Dabei werden nicht nur die Daten von WhatsApp-Nutzern weitergeleitet, die einen Facebook-Account haben, "da wir in der Lage sein müssen, Informationen zu all unseren Benutzern zu teilen, um nützliche Dienste von den Facebook-Unternehmen in Anspruch nehmen und die wichtigen Ziele erfüllen zu können", wie es heißt. Zumindest werden die WhatsApp-Kontakte der Nutzer nicht mit Facebook geteilt. Das sei auch nicht geplant. Die einzige Möglichkeit für WhatsApp-Mitglieder, die Datenweitergabe zu unterbinden, besteht in der Löschung des Accounts. "Wenn du es ablehnst, dass deine Informationen mit anderen Mitgliedern der Facebook-Unternehmen für die in den Nutzungsbedingungen und der Datenrichtlinie beschriebenen Zwecke geteilt werden, hast du die Möglichkeit, diesen Dokumenten nicht zuzustimmen und den WhatsApp-Dienst nicht zu benutzen", heißt es lapidar.

Die einzige Einschränkung besteht darin, dass Facebook die WhatsApp-Daten nicht nutzt, "um deine Produkterlebnisse auf Facebook zu verbessern oder dir interessantere Facebook-Anzeigen zu zeigen". Dies sei "das Ergebnis von Diskussionen mit dem Leiter der irischen Datenschutzbehörde (Data Protection Commissioner) und anderen Datenschutzbehörden in Europa". Weiter heißt es: "Falls wir uns zukünftig entscheiden, solche Daten zu diesem Zweck mit den Facebook-Unternehmen zu teilen, erfolgt das nur dann, wenn der Leiter der irischen Datenschutzbehörde einem Mechanismus zustimmt, der eine solche Nutzung ermöglicht."
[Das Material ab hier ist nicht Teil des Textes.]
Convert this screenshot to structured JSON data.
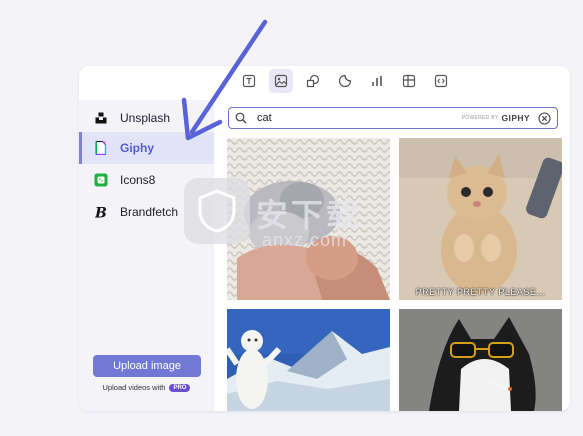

Nach Ansicht von Caspar ist jedoch schon die jetzige Form der Datenweitergabe nicht zulässig. Das liege unter anderem daran, dass in der eigentlichen Datenschutzrichtlinie darauf nicht eingegangen werde. Unter "Wesentliche Updates" heißt es lediglich: "Nichts von dem, was du über WhatsApp teilst, einschließlich deiner Nachrichten, Fotos und Account-Infos, wird über Facebook oder irgendeine andere Anwendung aus unserer App-Familie sichtbar für andere geteilt, und nichts von dem, was du in diesen Apps veröffentlichst, wird sichtbar für andere über WhatsApp geteilt, es sei denn, du selbst wählst die Option, dies zu tun."
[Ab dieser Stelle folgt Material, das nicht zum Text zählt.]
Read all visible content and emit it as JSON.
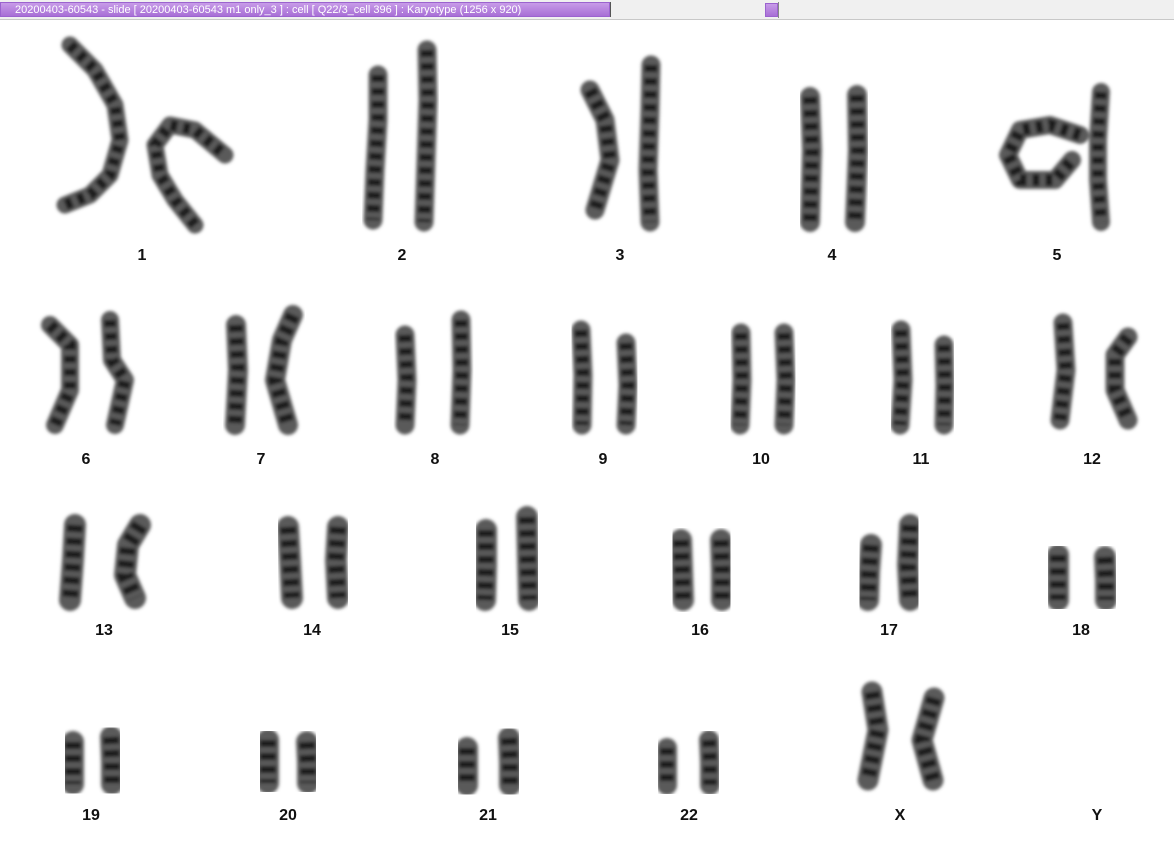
{
  "window": {
    "title": "20200403-60543 - slide [ 20200403-60543 m1 only_3 ] : cell [ Q22/3_cell 396 ] : Karyotype  (1256 x 920)"
  },
  "karyotype": {
    "chromosomes": [
      {
        "label": "1"
      },
      {
        "label": "2"
      },
      {
        "label": "3"
      },
      {
        "label": "4"
      },
      {
        "label": "5"
      },
      {
        "label": "6"
      },
      {
        "label": "7"
      },
      {
        "label": "8"
      },
      {
        "label": "9"
      },
      {
        "label": "10"
      },
      {
        "label": "11"
      },
      {
        "label": "12"
      },
      {
        "label": "13"
      },
      {
        "label": "14"
      },
      {
        "label": "15"
      },
      {
        "label": "16"
      },
      {
        "label": "17"
      },
      {
        "label": "18"
      },
      {
        "label": "19"
      },
      {
        "label": "20"
      },
      {
        "label": "21"
      },
      {
        "label": "22"
      },
      {
        "label": "X"
      },
      {
        "label": "Y"
      }
    ]
  }
}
Caspar sagte auf Anfrage von golem.de: "Es ist ja nicht einmal klar, dass es sich bei den Informationen überhaupt um personenbezogenen Daten von Nutzern handelt und gegebenenfalls welche dies dann sein sollen. Hier bleibt alles im Ungefähren." Zudem müsste dann eine Prüfung erfolgen, ob das sogenannte Kopplungsverbot der EU-Verordnung eingehalten werde. Das "berechtigte Interesse" des Unternehmens an der Datenweitergabe dürfte nach Ansicht Caspars nicht ausreichend sein, um auf eine Einwilligung verzichten zu können.